The closely-watched consumer price index for June was released Thursday morning, and fell by 0.1% from the previous month, the first time that’s happened since May 2020. Meanwhile, real earnings were up by 0.4% during the same period. With all the “Will they? Won’t they?” speculation of Federal Reserve interest rate cuts folks have been doing of late, it’ll be welcome news to markets if inflation has continued to decline from May’s annual rate of 3.3%.

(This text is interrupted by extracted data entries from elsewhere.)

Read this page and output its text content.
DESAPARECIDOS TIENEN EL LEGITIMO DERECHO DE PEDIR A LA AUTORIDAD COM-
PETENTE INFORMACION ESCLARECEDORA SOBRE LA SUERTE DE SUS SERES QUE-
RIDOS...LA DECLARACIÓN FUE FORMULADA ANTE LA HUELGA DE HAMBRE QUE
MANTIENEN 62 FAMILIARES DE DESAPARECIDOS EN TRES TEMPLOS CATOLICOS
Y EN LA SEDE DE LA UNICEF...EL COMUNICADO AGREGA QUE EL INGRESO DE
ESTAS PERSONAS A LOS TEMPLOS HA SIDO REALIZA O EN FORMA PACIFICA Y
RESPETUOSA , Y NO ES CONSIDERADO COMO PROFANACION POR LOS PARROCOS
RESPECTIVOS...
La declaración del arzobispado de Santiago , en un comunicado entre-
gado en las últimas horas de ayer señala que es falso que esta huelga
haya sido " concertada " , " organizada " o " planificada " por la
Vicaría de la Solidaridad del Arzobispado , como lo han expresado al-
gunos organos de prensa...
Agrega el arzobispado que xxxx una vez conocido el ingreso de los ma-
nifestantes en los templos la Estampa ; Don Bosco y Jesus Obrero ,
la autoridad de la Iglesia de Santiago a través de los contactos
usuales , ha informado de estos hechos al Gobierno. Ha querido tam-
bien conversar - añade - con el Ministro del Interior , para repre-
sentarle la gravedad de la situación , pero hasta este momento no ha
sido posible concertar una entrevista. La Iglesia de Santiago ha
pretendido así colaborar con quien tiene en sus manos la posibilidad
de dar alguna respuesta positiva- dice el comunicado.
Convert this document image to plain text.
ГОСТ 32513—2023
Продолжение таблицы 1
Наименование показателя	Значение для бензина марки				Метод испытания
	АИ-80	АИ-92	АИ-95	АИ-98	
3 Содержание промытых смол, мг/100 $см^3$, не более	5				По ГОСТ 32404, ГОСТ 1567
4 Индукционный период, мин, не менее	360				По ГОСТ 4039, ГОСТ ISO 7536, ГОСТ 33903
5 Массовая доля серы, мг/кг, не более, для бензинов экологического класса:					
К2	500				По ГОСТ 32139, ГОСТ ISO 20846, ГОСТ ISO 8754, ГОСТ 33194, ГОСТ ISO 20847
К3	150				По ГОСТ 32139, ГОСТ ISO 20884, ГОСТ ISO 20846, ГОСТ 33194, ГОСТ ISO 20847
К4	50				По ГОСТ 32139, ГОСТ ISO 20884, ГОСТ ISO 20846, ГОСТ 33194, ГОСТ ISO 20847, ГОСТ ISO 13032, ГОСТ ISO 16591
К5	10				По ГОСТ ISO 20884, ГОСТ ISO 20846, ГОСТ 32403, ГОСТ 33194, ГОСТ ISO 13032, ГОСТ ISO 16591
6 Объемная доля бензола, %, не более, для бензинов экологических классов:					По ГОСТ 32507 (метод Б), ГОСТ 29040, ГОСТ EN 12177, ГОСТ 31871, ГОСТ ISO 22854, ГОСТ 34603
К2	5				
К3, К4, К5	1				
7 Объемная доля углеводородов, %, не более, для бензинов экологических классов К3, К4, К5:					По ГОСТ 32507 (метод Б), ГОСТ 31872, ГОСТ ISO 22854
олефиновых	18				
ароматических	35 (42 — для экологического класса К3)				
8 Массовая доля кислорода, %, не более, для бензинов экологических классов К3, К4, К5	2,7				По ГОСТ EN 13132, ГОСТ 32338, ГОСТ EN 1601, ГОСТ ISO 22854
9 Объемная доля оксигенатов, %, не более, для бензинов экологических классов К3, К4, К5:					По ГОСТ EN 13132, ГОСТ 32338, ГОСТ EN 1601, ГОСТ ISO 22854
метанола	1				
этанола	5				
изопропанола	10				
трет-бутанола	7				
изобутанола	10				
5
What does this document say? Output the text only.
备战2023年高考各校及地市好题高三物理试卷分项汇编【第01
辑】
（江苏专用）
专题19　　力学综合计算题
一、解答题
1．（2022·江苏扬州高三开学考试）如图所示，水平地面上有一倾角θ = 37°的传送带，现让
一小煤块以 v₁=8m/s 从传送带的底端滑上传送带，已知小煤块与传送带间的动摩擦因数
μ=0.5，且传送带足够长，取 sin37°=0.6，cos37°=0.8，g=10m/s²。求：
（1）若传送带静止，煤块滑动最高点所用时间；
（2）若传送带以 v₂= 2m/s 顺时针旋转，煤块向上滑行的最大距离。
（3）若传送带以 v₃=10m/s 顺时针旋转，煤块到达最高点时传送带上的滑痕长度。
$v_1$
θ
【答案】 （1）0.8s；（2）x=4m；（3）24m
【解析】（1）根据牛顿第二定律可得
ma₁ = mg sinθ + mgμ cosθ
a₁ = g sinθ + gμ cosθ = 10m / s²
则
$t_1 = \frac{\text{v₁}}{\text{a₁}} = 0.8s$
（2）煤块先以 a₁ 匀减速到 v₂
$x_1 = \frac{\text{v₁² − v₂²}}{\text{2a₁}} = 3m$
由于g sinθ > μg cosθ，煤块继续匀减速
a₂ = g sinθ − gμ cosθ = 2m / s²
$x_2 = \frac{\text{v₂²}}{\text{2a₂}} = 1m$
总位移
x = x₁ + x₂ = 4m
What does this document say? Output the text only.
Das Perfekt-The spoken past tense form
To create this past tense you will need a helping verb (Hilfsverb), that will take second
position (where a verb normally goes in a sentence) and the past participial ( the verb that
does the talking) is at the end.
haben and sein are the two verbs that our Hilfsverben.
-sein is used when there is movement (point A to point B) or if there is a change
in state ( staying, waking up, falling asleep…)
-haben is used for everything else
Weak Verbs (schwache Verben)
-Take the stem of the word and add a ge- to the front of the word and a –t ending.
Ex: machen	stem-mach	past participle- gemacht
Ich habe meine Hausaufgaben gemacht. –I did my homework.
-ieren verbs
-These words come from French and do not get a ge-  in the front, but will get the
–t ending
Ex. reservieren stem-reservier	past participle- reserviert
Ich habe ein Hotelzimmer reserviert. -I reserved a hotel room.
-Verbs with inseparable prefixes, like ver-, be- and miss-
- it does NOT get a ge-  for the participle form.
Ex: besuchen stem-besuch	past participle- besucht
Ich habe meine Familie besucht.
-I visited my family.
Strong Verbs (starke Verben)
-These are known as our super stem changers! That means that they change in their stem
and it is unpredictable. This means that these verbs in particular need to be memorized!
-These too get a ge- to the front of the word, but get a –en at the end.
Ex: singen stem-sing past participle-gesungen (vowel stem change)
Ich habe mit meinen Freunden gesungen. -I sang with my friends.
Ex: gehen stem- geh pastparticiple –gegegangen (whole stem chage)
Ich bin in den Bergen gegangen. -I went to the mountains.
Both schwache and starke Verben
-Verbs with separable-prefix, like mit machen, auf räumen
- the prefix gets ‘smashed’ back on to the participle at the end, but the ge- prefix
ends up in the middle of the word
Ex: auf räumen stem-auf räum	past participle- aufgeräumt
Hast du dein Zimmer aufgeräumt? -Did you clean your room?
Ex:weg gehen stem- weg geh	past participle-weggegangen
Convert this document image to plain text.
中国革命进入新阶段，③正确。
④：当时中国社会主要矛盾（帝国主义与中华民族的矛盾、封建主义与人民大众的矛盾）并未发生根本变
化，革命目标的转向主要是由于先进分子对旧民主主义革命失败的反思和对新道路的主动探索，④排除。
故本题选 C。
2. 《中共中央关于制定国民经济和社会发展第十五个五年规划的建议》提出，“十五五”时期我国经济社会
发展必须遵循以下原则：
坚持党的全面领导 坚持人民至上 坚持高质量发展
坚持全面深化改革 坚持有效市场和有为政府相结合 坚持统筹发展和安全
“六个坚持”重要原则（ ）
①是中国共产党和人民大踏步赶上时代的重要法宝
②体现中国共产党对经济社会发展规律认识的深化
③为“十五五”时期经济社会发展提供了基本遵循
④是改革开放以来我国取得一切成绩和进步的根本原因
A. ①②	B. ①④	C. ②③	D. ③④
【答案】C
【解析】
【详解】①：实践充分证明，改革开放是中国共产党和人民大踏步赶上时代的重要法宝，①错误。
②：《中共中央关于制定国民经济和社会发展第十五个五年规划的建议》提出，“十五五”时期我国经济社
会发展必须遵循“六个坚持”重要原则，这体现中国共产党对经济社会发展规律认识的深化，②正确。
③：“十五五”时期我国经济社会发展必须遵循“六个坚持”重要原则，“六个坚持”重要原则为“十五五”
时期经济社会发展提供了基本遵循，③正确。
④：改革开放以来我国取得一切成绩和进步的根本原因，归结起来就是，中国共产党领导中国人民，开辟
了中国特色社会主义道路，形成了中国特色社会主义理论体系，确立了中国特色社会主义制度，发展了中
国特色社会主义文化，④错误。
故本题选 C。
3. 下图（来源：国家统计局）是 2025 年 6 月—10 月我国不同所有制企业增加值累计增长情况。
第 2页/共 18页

It’ll be welcome news for consumers’ pocketbooks as well, especially as incomes have continued to rise at a healthy clip, offsetting prices increases and then some. In the latest month, June, average hourly earnings rose by 3.9%
Inflation peaked at 9% a year in June 2022, blowing way past wages, which never grew by more than 6%. But by May of last year, real earnings — that’s the purchasing power of wages after accounting for price increases — were gaining ground month-after-month.
“Some consumers tell us that their income gains have outpaced inflation,” said Joanne Hsu, director of the University of Michigan consumer surveys.
Yet that hasn’t improved sentiment much, she said. “Those gains have been heavily eroded by continued inflation, and specifically continued high prices.”
And those higher prices have taken a toll on consumer spending.
“We’re seeing some caution, pulling back from discretionary items when they have the ability to do so,” said Mike Fratantoni, chief economist at the Mortgage Bankers Association.
The top third of earners have become more optimistic. But Hsu noted that most middle- and lower-income consumers are just trying to catch up, and see little prospect of getting ahead.